We won’t find any specimens of the vampire bat. If we, however, include a nameResolutionRequest-clause, the search will include synonyms into the search as well, using

https://api.biodiversitydata.nl/v2/specimen/metadata/queryWithNameResolution

:

{
    "conditions": [ ],
    "nameResolutionRequest": {
        "searchString": "Phyllostoma rotundum",
        "nameTypes": [
            "ACCEPTED_NAME",
            "SYNONYM"
        ],
        "searchType": "STARTS_WITH",
        "useCoL": false,
        "fuzzyMatching": false,
        "from": 0,
        "size": 100
    }
}

We will have multiple vampire bat specimen in the results.

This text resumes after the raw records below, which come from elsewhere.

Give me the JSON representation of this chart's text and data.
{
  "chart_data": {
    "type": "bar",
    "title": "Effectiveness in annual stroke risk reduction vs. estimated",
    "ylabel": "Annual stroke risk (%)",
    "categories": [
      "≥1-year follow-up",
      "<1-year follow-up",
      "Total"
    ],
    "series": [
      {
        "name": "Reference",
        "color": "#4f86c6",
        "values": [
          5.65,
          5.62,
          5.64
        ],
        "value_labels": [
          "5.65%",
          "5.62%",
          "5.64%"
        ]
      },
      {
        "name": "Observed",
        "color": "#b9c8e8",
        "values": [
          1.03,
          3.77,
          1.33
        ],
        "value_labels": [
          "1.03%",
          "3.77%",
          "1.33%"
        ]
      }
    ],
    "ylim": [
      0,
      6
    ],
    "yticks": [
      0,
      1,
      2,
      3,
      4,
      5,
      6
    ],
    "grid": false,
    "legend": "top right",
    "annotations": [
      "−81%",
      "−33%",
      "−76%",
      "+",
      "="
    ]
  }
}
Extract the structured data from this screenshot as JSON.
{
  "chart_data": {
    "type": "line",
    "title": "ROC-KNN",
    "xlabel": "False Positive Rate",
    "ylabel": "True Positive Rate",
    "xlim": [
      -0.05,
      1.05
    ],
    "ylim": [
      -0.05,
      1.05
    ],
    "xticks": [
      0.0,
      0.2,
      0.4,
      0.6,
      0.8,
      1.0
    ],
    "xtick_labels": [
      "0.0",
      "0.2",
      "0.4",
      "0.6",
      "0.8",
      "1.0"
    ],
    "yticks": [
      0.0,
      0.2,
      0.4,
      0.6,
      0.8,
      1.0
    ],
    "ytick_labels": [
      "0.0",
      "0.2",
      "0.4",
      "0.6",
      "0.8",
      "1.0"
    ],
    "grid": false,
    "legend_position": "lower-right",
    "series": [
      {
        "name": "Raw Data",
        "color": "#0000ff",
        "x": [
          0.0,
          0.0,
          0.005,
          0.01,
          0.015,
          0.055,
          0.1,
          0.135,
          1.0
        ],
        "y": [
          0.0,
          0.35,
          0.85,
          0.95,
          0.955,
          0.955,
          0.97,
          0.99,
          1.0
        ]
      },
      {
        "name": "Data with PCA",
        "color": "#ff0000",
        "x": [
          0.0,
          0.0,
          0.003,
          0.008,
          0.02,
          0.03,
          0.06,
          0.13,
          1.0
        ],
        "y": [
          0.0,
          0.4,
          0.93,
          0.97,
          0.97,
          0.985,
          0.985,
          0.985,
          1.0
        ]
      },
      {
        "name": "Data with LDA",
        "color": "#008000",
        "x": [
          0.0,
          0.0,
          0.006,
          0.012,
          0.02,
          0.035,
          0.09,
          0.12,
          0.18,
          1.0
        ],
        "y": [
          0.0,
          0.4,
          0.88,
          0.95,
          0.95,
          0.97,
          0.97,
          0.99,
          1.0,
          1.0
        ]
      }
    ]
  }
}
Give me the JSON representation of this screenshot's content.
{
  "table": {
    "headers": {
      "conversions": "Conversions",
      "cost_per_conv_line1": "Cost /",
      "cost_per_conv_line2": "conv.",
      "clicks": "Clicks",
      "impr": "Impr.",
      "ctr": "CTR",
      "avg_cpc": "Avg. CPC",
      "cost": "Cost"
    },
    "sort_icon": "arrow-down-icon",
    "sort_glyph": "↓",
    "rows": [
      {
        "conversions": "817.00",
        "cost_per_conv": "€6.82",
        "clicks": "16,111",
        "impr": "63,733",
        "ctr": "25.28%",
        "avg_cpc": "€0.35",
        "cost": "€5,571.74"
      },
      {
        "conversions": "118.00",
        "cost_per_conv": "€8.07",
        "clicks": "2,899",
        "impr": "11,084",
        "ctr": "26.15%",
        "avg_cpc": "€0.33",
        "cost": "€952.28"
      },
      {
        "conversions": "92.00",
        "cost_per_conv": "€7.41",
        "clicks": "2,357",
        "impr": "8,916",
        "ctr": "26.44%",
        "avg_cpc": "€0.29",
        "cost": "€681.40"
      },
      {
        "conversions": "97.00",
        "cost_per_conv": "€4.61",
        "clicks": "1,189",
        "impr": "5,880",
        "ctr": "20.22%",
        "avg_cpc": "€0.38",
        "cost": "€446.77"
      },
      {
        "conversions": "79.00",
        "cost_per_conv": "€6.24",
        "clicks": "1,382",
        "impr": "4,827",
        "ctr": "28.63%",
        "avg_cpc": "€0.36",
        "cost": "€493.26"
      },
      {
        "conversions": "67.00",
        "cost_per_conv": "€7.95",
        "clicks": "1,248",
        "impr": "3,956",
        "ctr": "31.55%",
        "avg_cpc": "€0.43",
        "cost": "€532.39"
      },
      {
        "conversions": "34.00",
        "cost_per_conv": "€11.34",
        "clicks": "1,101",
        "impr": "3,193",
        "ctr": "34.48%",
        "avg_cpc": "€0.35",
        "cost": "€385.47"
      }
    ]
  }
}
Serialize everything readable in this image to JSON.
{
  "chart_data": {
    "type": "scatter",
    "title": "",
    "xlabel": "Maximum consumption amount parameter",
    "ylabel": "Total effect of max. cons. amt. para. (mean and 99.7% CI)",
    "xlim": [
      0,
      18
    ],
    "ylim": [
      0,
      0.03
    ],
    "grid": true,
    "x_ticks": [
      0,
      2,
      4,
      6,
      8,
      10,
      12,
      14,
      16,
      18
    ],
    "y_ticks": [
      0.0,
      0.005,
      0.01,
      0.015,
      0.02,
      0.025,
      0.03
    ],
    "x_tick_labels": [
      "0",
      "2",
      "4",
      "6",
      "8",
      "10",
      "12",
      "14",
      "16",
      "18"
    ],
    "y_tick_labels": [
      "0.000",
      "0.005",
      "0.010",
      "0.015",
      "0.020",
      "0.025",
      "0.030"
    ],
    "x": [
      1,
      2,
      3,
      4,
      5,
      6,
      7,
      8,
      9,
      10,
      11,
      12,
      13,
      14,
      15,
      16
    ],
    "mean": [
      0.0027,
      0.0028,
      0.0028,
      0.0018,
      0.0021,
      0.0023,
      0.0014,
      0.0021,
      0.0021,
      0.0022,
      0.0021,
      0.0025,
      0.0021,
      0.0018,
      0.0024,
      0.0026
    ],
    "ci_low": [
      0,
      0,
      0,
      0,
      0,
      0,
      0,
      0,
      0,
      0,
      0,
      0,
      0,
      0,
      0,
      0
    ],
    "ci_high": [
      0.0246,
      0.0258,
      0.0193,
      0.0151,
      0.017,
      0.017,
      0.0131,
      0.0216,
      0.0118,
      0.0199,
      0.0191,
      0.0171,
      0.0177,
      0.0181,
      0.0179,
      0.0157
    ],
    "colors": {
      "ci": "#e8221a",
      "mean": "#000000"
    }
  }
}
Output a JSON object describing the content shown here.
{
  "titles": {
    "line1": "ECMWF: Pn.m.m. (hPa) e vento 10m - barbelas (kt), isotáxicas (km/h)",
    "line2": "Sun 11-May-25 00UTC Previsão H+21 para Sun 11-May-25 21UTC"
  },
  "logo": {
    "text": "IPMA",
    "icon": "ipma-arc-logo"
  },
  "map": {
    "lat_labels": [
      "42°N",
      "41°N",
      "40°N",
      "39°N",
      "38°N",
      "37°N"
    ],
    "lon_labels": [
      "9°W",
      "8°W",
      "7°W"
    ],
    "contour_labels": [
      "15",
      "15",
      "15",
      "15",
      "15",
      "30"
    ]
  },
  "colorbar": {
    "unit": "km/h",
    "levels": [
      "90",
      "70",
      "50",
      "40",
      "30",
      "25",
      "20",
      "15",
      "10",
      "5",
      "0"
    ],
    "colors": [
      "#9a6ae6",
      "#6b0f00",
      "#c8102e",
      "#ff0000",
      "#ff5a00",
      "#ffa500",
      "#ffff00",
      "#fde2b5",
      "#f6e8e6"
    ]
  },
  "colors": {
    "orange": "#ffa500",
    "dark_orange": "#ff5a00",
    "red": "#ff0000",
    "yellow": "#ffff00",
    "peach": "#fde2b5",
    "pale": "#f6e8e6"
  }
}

Please note: by setting the parameter useCoL to true, the service tries to look up the name specified by searchString using an external service of the Catalogue of Life. Currently, this only works for the name types ACCEPTED_NAME and SYNONYM. Trying to resolve a name of type VERNACULAR_NAME will cause an error when useCoL is set to true. However, when useCoL is false, the service will access the internal taxon index to look up the specified name , which supports all three name types, including VERNACULAR_NAME.

Multimedia

A specimen record can link to one or more multimedia items. Multimedia information is stored in the multimedia data type. Additionally, links to the associated multimedia records are also stored within specimens, in the fields associatedMultiMediaUris.accessUri and associatedMultiMediaUris.format.